To come into Ukraine now is an adventure in the style of the US, but not at all in a Russian style. Especially as nobody cancelled the more important from a geopolitical point of view Syrian crisis, the permanently breaking out Korean crisis, which is in fact a reflection of the crisis in the Asia-Pacific region caused by the accruing American-Chinese standoff. And also the internal political crisis in the US can’t but disturb Russia. And all of these crises attract to themselves huge resources, which simply can’t be unproductively tied down to Ukraine for years.
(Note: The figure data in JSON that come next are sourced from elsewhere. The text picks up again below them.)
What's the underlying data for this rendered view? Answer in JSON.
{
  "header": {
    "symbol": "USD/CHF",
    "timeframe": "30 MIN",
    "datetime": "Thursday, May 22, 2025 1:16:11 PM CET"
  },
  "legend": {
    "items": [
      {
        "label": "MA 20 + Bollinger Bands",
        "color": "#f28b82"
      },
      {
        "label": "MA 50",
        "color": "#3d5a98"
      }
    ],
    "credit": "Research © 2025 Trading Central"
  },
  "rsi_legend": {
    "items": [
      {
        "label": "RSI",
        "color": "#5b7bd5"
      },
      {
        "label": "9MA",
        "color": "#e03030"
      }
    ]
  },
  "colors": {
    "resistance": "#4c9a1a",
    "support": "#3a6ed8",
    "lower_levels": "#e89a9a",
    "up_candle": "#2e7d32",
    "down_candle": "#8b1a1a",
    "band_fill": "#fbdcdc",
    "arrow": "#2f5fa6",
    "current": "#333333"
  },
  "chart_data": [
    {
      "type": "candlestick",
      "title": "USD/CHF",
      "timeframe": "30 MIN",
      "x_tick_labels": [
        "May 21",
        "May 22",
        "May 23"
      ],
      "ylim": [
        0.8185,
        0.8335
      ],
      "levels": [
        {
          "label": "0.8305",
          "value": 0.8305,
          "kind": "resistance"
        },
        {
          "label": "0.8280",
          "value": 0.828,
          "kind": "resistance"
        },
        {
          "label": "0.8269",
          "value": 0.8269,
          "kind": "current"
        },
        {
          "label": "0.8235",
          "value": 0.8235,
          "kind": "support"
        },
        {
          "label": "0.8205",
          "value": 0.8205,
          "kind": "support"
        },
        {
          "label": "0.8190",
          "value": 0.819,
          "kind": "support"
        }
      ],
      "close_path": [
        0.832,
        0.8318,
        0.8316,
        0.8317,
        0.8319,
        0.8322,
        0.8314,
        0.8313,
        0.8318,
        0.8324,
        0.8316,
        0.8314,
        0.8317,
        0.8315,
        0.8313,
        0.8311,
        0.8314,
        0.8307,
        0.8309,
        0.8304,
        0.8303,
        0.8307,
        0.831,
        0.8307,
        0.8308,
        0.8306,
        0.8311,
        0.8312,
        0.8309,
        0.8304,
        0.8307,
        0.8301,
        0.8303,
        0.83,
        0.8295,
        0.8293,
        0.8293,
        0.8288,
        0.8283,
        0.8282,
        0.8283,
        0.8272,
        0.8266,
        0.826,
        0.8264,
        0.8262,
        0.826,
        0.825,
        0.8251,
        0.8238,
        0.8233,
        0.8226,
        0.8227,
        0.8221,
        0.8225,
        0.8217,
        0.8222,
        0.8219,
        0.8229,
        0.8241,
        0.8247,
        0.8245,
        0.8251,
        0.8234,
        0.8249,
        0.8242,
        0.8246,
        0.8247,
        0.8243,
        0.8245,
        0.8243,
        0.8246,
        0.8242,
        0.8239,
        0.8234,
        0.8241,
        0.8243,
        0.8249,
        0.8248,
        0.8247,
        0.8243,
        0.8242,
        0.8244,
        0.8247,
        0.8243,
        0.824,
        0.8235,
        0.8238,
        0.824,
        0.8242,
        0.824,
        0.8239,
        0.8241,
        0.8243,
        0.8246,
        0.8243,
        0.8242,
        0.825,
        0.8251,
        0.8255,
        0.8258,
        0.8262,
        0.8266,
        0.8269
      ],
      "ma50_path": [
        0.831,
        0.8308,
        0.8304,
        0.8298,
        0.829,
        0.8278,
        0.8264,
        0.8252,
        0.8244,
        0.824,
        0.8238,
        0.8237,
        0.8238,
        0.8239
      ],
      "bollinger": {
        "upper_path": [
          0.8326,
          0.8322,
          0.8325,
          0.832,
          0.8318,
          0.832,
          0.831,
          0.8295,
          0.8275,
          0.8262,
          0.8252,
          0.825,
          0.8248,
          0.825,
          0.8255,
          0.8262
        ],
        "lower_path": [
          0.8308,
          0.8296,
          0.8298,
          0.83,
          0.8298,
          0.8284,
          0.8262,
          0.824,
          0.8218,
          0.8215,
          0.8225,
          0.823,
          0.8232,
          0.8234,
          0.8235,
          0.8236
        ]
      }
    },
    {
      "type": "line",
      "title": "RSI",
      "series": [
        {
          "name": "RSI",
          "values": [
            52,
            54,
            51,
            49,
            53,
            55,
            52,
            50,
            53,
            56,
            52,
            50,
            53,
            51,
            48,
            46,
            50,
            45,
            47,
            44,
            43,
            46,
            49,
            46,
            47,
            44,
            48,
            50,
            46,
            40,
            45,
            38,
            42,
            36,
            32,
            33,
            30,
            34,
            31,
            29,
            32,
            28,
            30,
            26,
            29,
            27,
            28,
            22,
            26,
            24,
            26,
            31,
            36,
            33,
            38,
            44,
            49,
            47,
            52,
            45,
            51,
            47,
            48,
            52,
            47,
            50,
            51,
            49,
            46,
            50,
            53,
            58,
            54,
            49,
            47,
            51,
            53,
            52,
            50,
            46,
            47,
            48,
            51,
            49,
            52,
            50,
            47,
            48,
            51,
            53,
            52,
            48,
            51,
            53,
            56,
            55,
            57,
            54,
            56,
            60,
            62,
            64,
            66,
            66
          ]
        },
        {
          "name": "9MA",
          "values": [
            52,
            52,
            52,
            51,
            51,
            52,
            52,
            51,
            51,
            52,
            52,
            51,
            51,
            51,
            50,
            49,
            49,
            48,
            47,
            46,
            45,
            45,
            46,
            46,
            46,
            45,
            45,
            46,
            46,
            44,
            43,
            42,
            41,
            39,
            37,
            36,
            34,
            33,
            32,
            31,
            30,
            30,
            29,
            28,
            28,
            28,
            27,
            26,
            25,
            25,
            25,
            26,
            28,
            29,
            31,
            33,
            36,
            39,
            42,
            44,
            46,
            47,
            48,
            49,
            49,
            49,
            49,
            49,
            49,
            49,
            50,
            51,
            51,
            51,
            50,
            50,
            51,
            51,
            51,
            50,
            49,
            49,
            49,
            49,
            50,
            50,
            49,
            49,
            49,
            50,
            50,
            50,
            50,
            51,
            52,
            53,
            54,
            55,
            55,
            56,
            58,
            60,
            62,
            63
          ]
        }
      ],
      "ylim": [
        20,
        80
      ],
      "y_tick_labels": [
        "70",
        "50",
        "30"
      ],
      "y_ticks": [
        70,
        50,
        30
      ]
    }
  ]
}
That’s why for the current moment, when the US already left and Russia still didn’t come, Ukraine finds itself more and more under the power of its own elite, which already started settling scores among themselves with enthusiasm. Such a situation opens a window of opportunities in front of the Republics of Donbass, for which the hope to return their territories and legalize themselves in the international-legal plan appears. But in general, the situation of the most part of the population of Ukraine will only worsen, and final degradation of State structures and the revelry of banditry can force neighboring countries to close the border with Ukraine, which will additionally worsen the situation of the wide masses.

Thus, the Russian geopolitical strategy, providing a victory with smaller forces due to a beautiful maneuver, appears to be much more effective than the American strategy of permanent power quelling. However, it is no less rigid concerning the population of hostile countries. The difference is that the US create conditions for genocide, while Russia, in order to preserve strategic efficiency, is often compelled not to interfere in situations where in the neighboring State the mechanism of bloody chaos was already started.

SOS-patriots often criticize Russia for “indifference toward the Russian people who found themselves abroad against their own will”. This emotional reaction can be understood. But the leaving of Moscow by Kutuzov caused a no less emotional reaction in society. Shaken by the news, General Bagration even tore off the bandages from his wounds and died. And war was won, although Moscow burned down [at that time all buildings were constructed from wood – ed].

In every war we are forced to sacrifice something. And this something is always human lives. Perhaps for the first time in its history, Russia now fights so that costs are incurred generally by the citizens of other States, and Russia gets the prizes. When the citizens of the countries incurring costs are indignant, their motivation is understandable for me. But when indignation takes a hold of Russian “patriots”, I start to suspect them of being fools or traitors. They actually demand from the country to replace the resource-saving strategy, which is more effective than the American one, with another one, which by its political inefficiency and expenditure of resources will surpass the American one manyfold.

Kutuzov in 1812 set the task of preserving the army, because only in this way could he provide a turn of the tide in war. In the present conditions Kutuzov’s preservation of the army means the preservation of the stability of the Russian State and the positive dynamics of growth of its economy. Only a rich and stable Russia attracts friends and allies. A Russia that is wallowed in the conflicts of others, ruined, incapable of gathering and concentrating in a decisive direction resources that are scattered on different minor crisis points will not be needed by many.

Liddell Hart wrote that the purpose of any war is peace, peace that is better than the pre-war one (at least in your own understanding). Respectively, if your peace became worse, then it is unimportant where your troops are and how many enemies you killed — you lost the war. The acting strategy of Russia unambiguously leads it to peace, a better peace than the pre-war one. Its domestic and external situation improved and became stronger even in the course of the not-yet-ended global standoff with the US. Moreover, not only the vector, but also the dynamics of the ongoing processes are positive for Russia.

This is an achievement that it is necessary if not to be proud of, then at least to cherish.